Kendisi yaşındaki gençlerin birilerini sevdiğini, onlarla eğlenebildiklerini ve hata yapma konusunda sonsuz sınırları olduğunu az çok biliyordu. Bu kesinlikle bir prensin özenmemesi ve doğru bulmaması gereken bir konuydu ki Jeno, çocukluktan beri tam olarak babasının istediği gibi bir çocuk olmamıştı bu nedenle söyleyebiliriz ki, böyle bir hayat onun sadece uzaktan bakıp gece hayalini kurabileceği bir örnekti. Bu hayallerin başı hep belliydi ve her seferinde 'eğer başka bir evrende olsaydık' ile başlardı çünkü bilirdi ki hayaller asla hayatımızda yer bulamazlar.

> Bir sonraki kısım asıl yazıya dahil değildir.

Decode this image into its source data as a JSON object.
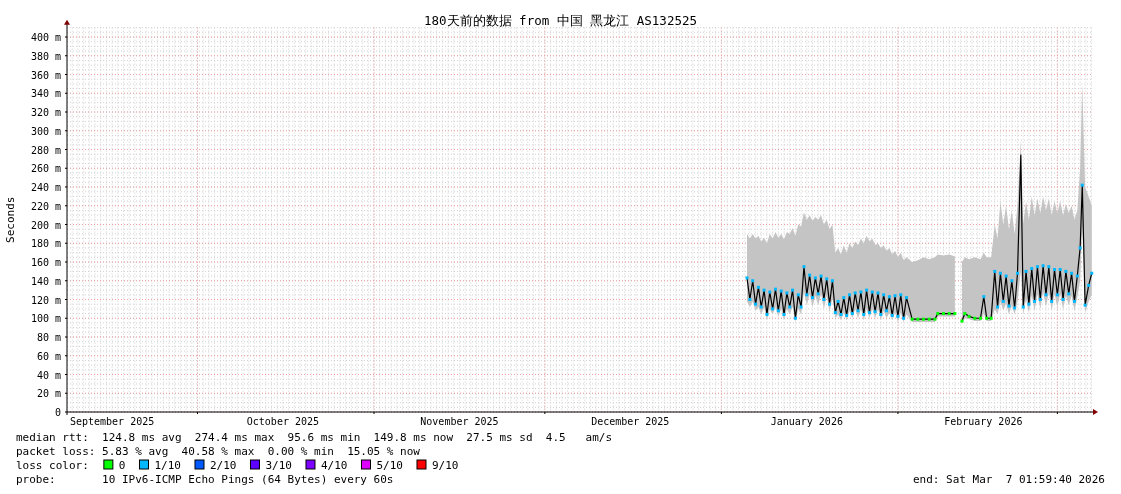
{
  "chart_data": {
    "type": "line",
    "title": "180天前的数据 from 中国 黑龙江 AS132525",
    "ylabel": "Seconds",
    "xlim": [
      "2025-09-08T02:00",
      "2026-03-07T02:00"
    ],
    "xticks": [
      {
        "value": "2025-10-01",
        "label": null
      },
      {
        "value": "2025-11-01",
        "label": null
      },
      {
        "value": "2025-12-01",
        "label": null
      },
      {
        "value": "2026-01-01",
        "label": null
      },
      {
        "value": "2026-02-01",
        "label": null
      },
      {
        "value": "2026-03-01",
        "label": null
      },
      {
        "value": "2025-09-16",
        "label": "September 2025"
      },
      {
        "value": "2025-10-16",
        "label": "October 2025"
      },
      {
        "value": "2025-11-16",
        "label": "November 2025"
      },
      {
        "value": "2025-12-16",
        "label": "December 2025"
      },
      {
        "value": "2026-01-16",
        "label": "January 2026"
      },
      {
        "value": "2026-02-16",
        "label": "February 2026"
      }
    ],
    "ylim": [
      0,
      410
    ],
    "yticks": [
      0,
      {
        "value": 20,
        "label": "20 m"
      },
      {
        "value": 40,
        "label": "40 m"
      },
      {
        "value": 60,
        "label": "60 m"
      },
      {
        "value": 80,
        "label": "80 m"
      },
      {
        "value": 100,
        "label": "100 m"
      },
      {
        "value": 120,
        "label": "120 m"
      },
      {
        "value": 140,
        "label": "140 m"
      },
      {
        "value": 160,
        "label": "160 m"
      },
      {
        "value": 180,
        "label": "180 m"
      },
      {
        "value": 200,
        "label": "200 m"
      },
      {
        "value": 220,
        "label": "220 m"
      },
      {
        "value": 240,
        "label": "240 m"
      },
      {
        "value": 260,
        "label": "260 m"
      },
      {
        "value": 280,
        "label": "280 m"
      },
      {
        "value": 300,
        "label": "300 m"
      },
      {
        "value": 320,
        "label": "320 m"
      },
      {
        "value": 340,
        "label": "340 m"
      },
      {
        "value": 360,
        "label": "360 m"
      },
      {
        "value": 380,
        "label": "380 m"
      },
      {
        "value": 400,
        "label": "400 m"
      }
    ],
    "grid": true,
    "legend": "bottom",
    "legend_title": "loss color:",
    "x": [
      "2026-01-05T12:00",
      "2026-01-06T00:00",
      "2026-01-06T12:00",
      "2026-01-07T00:00",
      "2026-01-07T12:00",
      "2026-01-08T00:00",
      "2026-01-08T12:00",
      "2026-01-09T00:00",
      "2026-01-09T12:00",
      "2026-01-10T00:00",
      "2026-01-10T12:00",
      "2026-01-11T00:00",
      "2026-01-11T12:00",
      "2026-01-12T00:00",
      "2026-01-12T12:00",
      "2026-01-13T00:00",
      "2026-01-13T12:00",
      "2026-01-14T00:00",
      "2026-01-14T12:00",
      "2026-01-15T00:00",
      "2026-01-15T12:00",
      "2026-01-16T00:00",
      "2026-01-16T12:00",
      "2026-01-17T00:00",
      "2026-01-17T12:00",
      "2026-01-18T00:00",
      "2026-01-18T12:00",
      "2026-01-19T00:00",
      "2026-01-19T12:00",
      "2026-01-20T00:00",
      "2026-01-20T12:00",
      "2026-01-21T00:00",
      "2026-01-21T12:00",
      "2026-01-22T00:00",
      "2026-01-22T12:00",
      "2026-01-23T00:00",
      "2026-01-23T12:00",
      "2026-01-24T00:00",
      "2026-01-24T12:00",
      "2026-01-25T00:00",
      "2026-01-25T12:00",
      "2026-01-26T00:00",
      "2026-01-26T12:00",
      "2026-01-27T00:00",
      "2026-01-27T12:00",
      "2026-01-28T00:00",
      "2026-01-28T12:00",
      "2026-01-29T00:00",
      "2026-01-29T12:00",
      "2026-01-30T00:00",
      "2026-01-30T12:00",
      "2026-01-31T00:00",
      "2026-01-31T12:00",
      "2026-02-01T00:00",
      "2026-02-01T12:00",
      "2026-02-02T00:00",
      "2026-02-02T12:00",
      "2026-02-03T12:00",
      "2026-02-04T12:00",
      "2026-02-05T12:00",
      "2026-02-06T12:00",
      "2026-02-07T12:00",
      "2026-02-08T00:00",
      "2026-02-09T00:00",
      "2026-02-10T00:00",
      "2026-02-11T00:00",
      "2026-02-11T12:00",
      "2026-02-12T06:00",
      "2026-02-12T18:00",
      "2026-02-13T12:00",
      "2026-02-14T12:00",
      "2026-02-15T12:00",
      "2026-02-16T02:00",
      "2026-02-16T14:00",
      "2026-02-17T09:00",
      "2026-02-18T00:00",
      "2026-02-18T12:00",
      "2026-02-19T00:00",
      "2026-02-19T12:00",
      "2026-02-20T00:00",
      "2026-02-20T12:00",
      "2026-02-21T00:00",
      "2026-02-21T12:00",
      "2026-02-22T00:00",
      "2026-02-22T14:00",
      "2026-02-23T00:00",
      "2026-02-23T12:00",
      "2026-02-24T00:00",
      "2026-02-24T12:00",
      "2026-02-25T00:00",
      "2026-02-25T12:00",
      "2026-02-26T00:00",
      "2026-02-26T12:00",
      "2026-02-27T00:00",
      "2026-02-27T12:00",
      "2026-02-28T00:00",
      "2026-02-28T12:00",
      "2026-03-01T00:00",
      "2026-03-01T12:00",
      "2026-03-02T00:00",
      "2026-03-02T12:00",
      "2026-03-03T00:00",
      "2026-03-03T12:00",
      "2026-03-04T00:00",
      "2026-03-04T12:00",
      "2026-03-05T00:00",
      "2026-03-05T09:00",
      "2026-03-05T21:00",
      "2026-03-06T12:00",
      "2026-03-07T01:00"
    ],
    "series": [
      {
        "color": "#000000",
        "values": [
          143,
          120,
          140,
          115,
          133,
          112,
          130,
          104,
          128,
          110,
          131,
          108,
          129,
          104,
          127,
          112,
          130,
          100,
          125,
          112,
          155,
          125,
          146,
          122,
          143,
          126,
          145,
          120,
          142,
          115,
          140,
          106,
          118,
          104,
          122,
          103,
          125,
          105,
          127,
          108,
          128,
          104,
          130,
          106,
          128,
          107,
          127,
          104,
          125,
          108,
          123,
          103,
          124,
          102,
          125,
          100,
          122,
          99,
          99,
          99,
          99,
          99,
          105,
          105,
          105,
          105,
          null,
          97,
          105,
          102,
          100,
          100,
          123,
          100,
          100,
          150,
          112,
          148,
          118,
          145,
          113,
          140,
          111,
          148,
          274,
          112,
          150,
          115,
          153,
          118,
          155,
          120,
          156,
          125,
          155,
          118,
          152,
          125,
          152,
          120,
          150,
          126,
          148,
          118,
          145,
          175,
          242,
          114,
          135,
          148
        ],
        "lower": [
          118,
          112,
          118,
          108,
          112,
          104,
          112,
          98,
          110,
          104,
          112,
          102,
          110,
          98,
          110,
          104,
          112,
          96,
          110,
          104,
          128,
          114,
          126,
          112,
          124,
          114,
          126,
          110,
          124,
          106,
          122,
          100,
          104,
          98,
          106,
          98,
          108,
          100,
          110,
          100,
          110,
          98,
          110,
          100,
          110,
          100,
          110,
          98,
          108,
          100,
          106,
          98,
          106,
          96,
          106,
          96,
          104,
          96,
          96,
          96,
          96,
          96,
          102,
          102,
          102,
          102,
          null,
          94,
          100,
          99,
          97,
          97,
          105,
          97,
          97,
          110,
          104,
          118,
          108,
          116,
          104,
          114,
          104,
          118,
          150,
          104,
          120,
          106,
          124,
          108,
          126,
          110,
          128,
          112,
          128,
          108,
          126,
          112,
          126,
          110,
          124,
          114,
          124,
          108,
          122,
          140,
          200,
          106,
          118,
          125
        ],
        "upper": [
          190,
          185,
          190,
          185,
          188,
          182,
          186,
          180,
          190,
          185,
          192,
          186,
          190,
          184,
          192,
          190,
          196,
          188,
          200,
          198,
          213,
          205,
          210,
          204,
          208,
          205,
          210,
          200,
          205,
          195,
          200,
          170,
          175,
          168,
          178,
          170,
          180,
          175,
          182,
          178,
          185,
          180,
          188,
          182,
          185,
          178,
          180,
          175,
          178,
          172,
          175,
          168,
          172,
          165,
          170,
          162,
          165,
          160,
          162,
          165,
          163,
          165,
          168,
          167,
          168,
          166,
          null,
          160,
          165,
          163,
          165,
          163,
          170,
          165,
          165,
          200,
          185,
          225,
          200,
          220,
          195,
          215,
          190,
          220,
          290,
          200,
          225,
          205,
          230,
          210,
          228,
          212,
          230,
          215,
          228,
          210,
          225,
          212,
          225,
          210,
          222,
          212,
          220,
          205,
          215,
          260,
          350,
          240,
          230,
          220
        ]
      },
      {
        "type": "scatter",
        "name": "0",
        "color": "#00ff00",
        "x": [
          "2026-02-03T12:00",
          "2026-02-04T12:00",
          "2026-02-05T12:00",
          "2026-02-06T12:00",
          "2026-02-07T12:00",
          "2026-02-08T00:00",
          "2026-02-09T00:00",
          "2026-02-10T00:00",
          "2026-02-11T00:00",
          "2026-02-12T06:00",
          "2026-02-12T18:00",
          "2026-02-13T12:00",
          "2026-02-14T12:00",
          "2026-02-15T12:00",
          "2026-02-16T14:00",
          "2026-02-17T09:00"
        ],
        "values": [
          99,
          99,
          99,
          99,
          99,
          105,
          105,
          105,
          105,
          97,
          105,
          102,
          100,
          100,
          100,
          100
        ]
      },
      {
        "type": "scatter",
        "name": "1/10",
        "color": "#00b8ff",
        "x": [
          "2026-01-05T12:00",
          "2026-01-06T00:00",
          "2026-01-06T12:00",
          "2026-01-07T00:00",
          "2026-01-07T12:00",
          "2026-01-08T00:00",
          "2026-01-08T12:00",
          "2026-01-09T00:00",
          "2026-01-09T12:00",
          "2026-01-10T00:00",
          "2026-01-10T12:00",
          "2026-01-11T00:00",
          "2026-01-11T12:00",
          "2026-01-12T00:00",
          "2026-01-12T12:00",
          "2026-01-13T00:00",
          "2026-01-13T12:00",
          "2026-01-14T00:00",
          "2026-01-14T12:00",
          "2026-01-15T00:00",
          "2026-01-15T12:00",
          "2026-01-16T00:00",
          "2026-01-16T12:00",
          "2026-01-17T00:00",
          "2026-01-17T12:00",
          "2026-01-18T00:00",
          "2026-01-18T12:00",
          "2026-01-19T00:00",
          "2026-01-19T12:00",
          "2026-01-20T00:00",
          "2026-01-20T12:00",
          "2026-01-21T00:00",
          "2026-01-21T12:00",
          "2026-01-22T00:00",
          "2026-01-22T12:00",
          "2026-01-23T00:00",
          "2026-01-23T12:00",
          "2026-01-24T00:00",
          "2026-01-24T12:00",
          "2026-01-25T00:00",
          "2026-01-25T12:00",
          "2026-01-26T00:00",
          "2026-01-26T12:00",
          "2026-01-27T00:00",
          "2026-01-27T12:00",
          "2026-01-28T00:00",
          "2026-01-28T12:00",
          "2026-01-29T00:00",
          "2026-01-29T12:00",
          "2026-01-30T00:00",
          "2026-01-30T12:00",
          "2026-01-31T00:00",
          "2026-01-31T12:00",
          "2026-02-01T00:00",
          "2026-02-01T12:00",
          "2026-02-02T00:00",
          "2026-02-02T12:00",
          "2026-02-16T02:00",
          "2026-02-18T00:00",
          "2026-02-18T12:00",
          "2026-02-19T00:00",
          "2026-02-19T12:00",
          "2026-02-20T00:00",
          "2026-02-20T12:00",
          "2026-02-21T00:00",
          "2026-02-21T12:00",
          "2026-02-22T00:00",
          "2026-02-23T00:00",
          "2026-02-23T12:00",
          "2026-02-24T00:00",
          "2026-02-24T12:00",
          "2026-02-25T00:00",
          "2026-02-25T12:00",
          "2026-02-26T00:00",
          "2026-02-26T12:00",
          "2026-02-27T00:00",
          "2026-02-27T12:00",
          "2026-02-28T00:00",
          "2026-02-28T12:00",
          "2026-03-01T00:00",
          "2026-03-01T12:00",
          "2026-03-02T00:00",
          "2026-03-02T12:00",
          "2026-03-03T00:00",
          "2026-03-03T12:00",
          "2026-03-04T00:00",
          "2026-03-04T12:00",
          "2026-03-05T00:00",
          "2026-03-05T09:00",
          "2026-03-05T21:00",
          "2026-03-06T12:00",
          "2026-03-07T01:00"
        ],
        "values": [
          143,
          120,
          140,
          115,
          133,
          112,
          130,
          104,
          128,
          110,
          131,
          108,
          129,
          104,
          127,
          112,
          130,
          100,
          125,
          112,
          155,
          125,
          146,
          122,
          143,
          126,
          145,
          120,
          142,
          115,
          140,
          106,
          118,
          104,
          122,
          103,
          125,
          105,
          127,
          108,
          128,
          104,
          130,
          106,
          128,
          107,
          127,
          104,
          125,
          108,
          123,
          103,
          124,
          102,
          125,
          100,
          122,
          123,
          150,
          112,
          148,
          118,
          145,
          113,
          140,
          111,
          148,
          112,
          150,
          115,
          153,
          118,
          155,
          120,
          156,
          125,
          155,
          118,
          152,
          125,
          152,
          120,
          150,
          126,
          148,
          118,
          145,
          175,
          242,
          114,
          135,
          148
        ]
      },
      {
        "type": "scatter",
        "name": "2/10",
        "color": "#0059ff",
        "values": [
          null,
          null,
          null,
          null,
          null,
          null,
          null,
          null,
          null,
          null,
          null,
          null,
          null,
          null,
          null,
          null,
          null,
          null,
          null,
          null,
          null,
          null,
          null,
          null,
          null,
          null,
          null,
          null,
          null,
          null,
          null,
          null,
          null,
          null,
          null,
          null,
          null,
          null,
          null,
          null,
          null,
          null,
          null,
          null,
          null,
          null,
          null,
          null,
          null,
          null,
          null,
          null,
          null,
          null,
          null,
          null,
          null,
          null,
          null,
          null,
          null,
          null,
          null,
          null,
          null,
          null,
          null,
          null,
          null,
          null,
          null,
          null,
          null,
          null,
          null,
          null,
          null,
          null,
          null,
          null,
          null,
          null,
          null,
          null,
          null,
          null,
          null,
          null,
          null,
          null,
          null,
          null,
          null,
          null,
          null,
          null,
          null,
          null,
          null,
          null,
          null,
          null,
          null,
          null,
          null,
          null,
          null,
          null,
          null,
          null
        ]
      },
      {
        "type": "scatter",
        "name": "3/10",
        "color": "#5e00ff",
        "values": [
          null,
          null,
          null,
          null,
          null,
          null,
          null,
          null,
          null,
          null,
          null,
          null,
          null,
          null,
          null,
          null,
          null,
          null,
          null,
          null,
          null,
          null,
          null,
          null,
          null,
          null,
          null,
          null,
          null,
          null,
          null,
          null,
          null,
          null,
          null,
          null,
          null,
          null,
          null,
          null,
          null,
          null,
          null,
          null,
          null,
          null,
          null,
          null,
          null,
          null,
          null,
          null,
          null,
          null,
          null,
          null,
          null,
          null,
          null,
          null,
          null,
          null,
          null,
          null,
          null,
          null,
          null,
          null,
          null,
          null,
          null,
          null,
          null,
          null,
          null,
          null,
          null,
          null,
          null,
          null,
          null,
          null,
          null,
          null,
          null,
          null,
          null,
          null,
          null,
          null,
          null,
          null,
          null,
          null,
          null,
          null,
          null,
          null,
          null,
          null,
          null,
          null,
          null,
          null,
          null,
          null,
          null,
          null,
          null,
          null
        ]
      },
      {
        "type": "scatter",
        "name": "4/10",
        "color": "#7e00ff",
        "values": [
          null,
          null,
          null,
          null,
          null,
          null,
          null,
          null,
          null,
          null,
          null,
          null,
          null,
          null,
          null,
          null,
          null,
          null,
          null,
          null,
          null,
          null,
          null,
          null,
          null,
          null,
          null,
          null,
          null,
          null,
          null,
          null,
          null,
          null,
          null,
          null,
          null,
          null,
          null,
          null,
          null,
          null,
          null,
          null,
          null,
          null,
          null,
          null,
          null,
          null,
          null,
          null,
          null,
          null,
          null,
          null,
          null,
          null,
          null,
          null,
          null,
          null,
          null,
          null,
          null,
          null,
          null,
          null,
          null,
          null,
          null,
          null,
          null,
          null,
          null,
          null,
          null,
          null,
          null,
          null,
          null,
          null,
          null,
          null,
          null,
          null,
          null,
          null,
          null,
          null,
          null,
          null,
          null,
          null,
          null,
          null,
          null,
          null,
          null,
          null,
          null,
          null,
          null,
          null,
          null,
          null,
          null,
          null,
          null,
          null
        ]
      },
      {
        "type": "scatter",
        "name": "5/10",
        "color": "#dd00ff",
        "values": [
          null,
          null,
          null,
          null,
          null,
          null,
          null,
          null,
          null,
          null,
          null,
          null,
          null,
          null,
          null,
          null,
          null,
          null,
          null,
          null,
          null,
          null,
          null,
          null,
          null,
          null,
          null,
          null,
          null,
          null,
          null,
          null,
          null,
          null,
          null,
          null,
          null,
          null,
          null,
          null,
          null,
          null,
          null,
          null,
          null,
          null,
          null,
          null,
          null,
          null,
          null,
          null,
          null,
          null,
          null,
          null,
          null,
          null,
          null,
          null,
          null,
          null,
          null,
          null,
          null,
          null,
          null,
          null,
          null,
          null,
          null,
          null,
          null,
          null,
          null,
          null,
          null,
          null,
          null,
          null,
          null,
          null,
          null,
          null,
          null,
          null,
          null,
          null,
          null,
          null,
          null,
          null,
          null,
          null,
          null,
          null,
          null,
          null,
          null,
          null,
          null,
          null,
          null,
          null,
          null,
          null,
          null,
          null,
          null,
          null
        ]
      },
      {
        "type": "scatter",
        "name": "9/10",
        "color": "#ff0000",
        "values": [
          null,
          null,
          null,
          null,
          null,
          null,
          null,
          null,
          null,
          null,
          null,
          null,
          null,
          null,
          null,
          null,
          null,
          null,
          null,
          null,
          null,
          null,
          null,
          null,
          null,
          null,
          null,
          null,
          null,
          null,
          null,
          null,
          null,
          null,
          null,
          null,
          null,
          null,
          null,
          null,
          null,
          null,
          null,
          null,
          null,
          null,
          null,
          null,
          null,
          null,
          null,
          null,
          null,
          null,
          null,
          null,
          null,
          null,
          null,
          null,
          null,
          null,
          null,
          null,
          null,
          null,
          null,
          null,
          null,
          null,
          null,
          null,
          null,
          null,
          null,
          null,
          null,
          null,
          null,
          null,
          null,
          null,
          null,
          null,
          null,
          null,
          null,
          null,
          null,
          null,
          null,
          null,
          null,
          null,
          null,
          null,
          null,
          null,
          null,
          null,
          null,
          null,
          null,
          null,
          null,
          null,
          null,
          null,
          null,
          null
        ]
      }
    ],
    "annotations": [
      "median rtt:  124.8 ms avg  274.4 ms max  95.6 ms min  149.8 ms now  27.5 ms sd  4.5   am/s",
      "packet loss: 5.83 % avg  40.58 % max  0.00 % min  15.05 % now",
      "probe:       10 IPv6-ICMP Echo Pings (64 Bytes) every 60s",
      "end: Sat Mar  7 01:59:40 2026"
    ]
  }
}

Eğer, düşüncelerini tam olarak babasına aktarabilseydi belki onunla herhangi babanın oğluyla duyacağından daha fazla gurur duyardı çünkü bunlar aynı zamanda babasının da bir zamanlar düşünmek istediği ama buna bile cesaret edemediği şeylerdi. Jeno bunu bilseydi belki anlatırdı ona korkularını ve gerçek isteklerini. Ama bunu bilen sadece annesi olduğu için o ve babası asla gerçek bir ilişkiye sahip olamayacaklardı. Çünkü annesi babasından çok daha hırslıydı. Jeno'nun başarısı babasından çok annesine ait bir övünç kaynağı olacaktı. Bu yüzden zavallı prens, kitaplardaki sıcak ailenin nasıl bir şey olduğunu sadece geceleri gizlice çevirdiği sayfalardan öğrenecekti.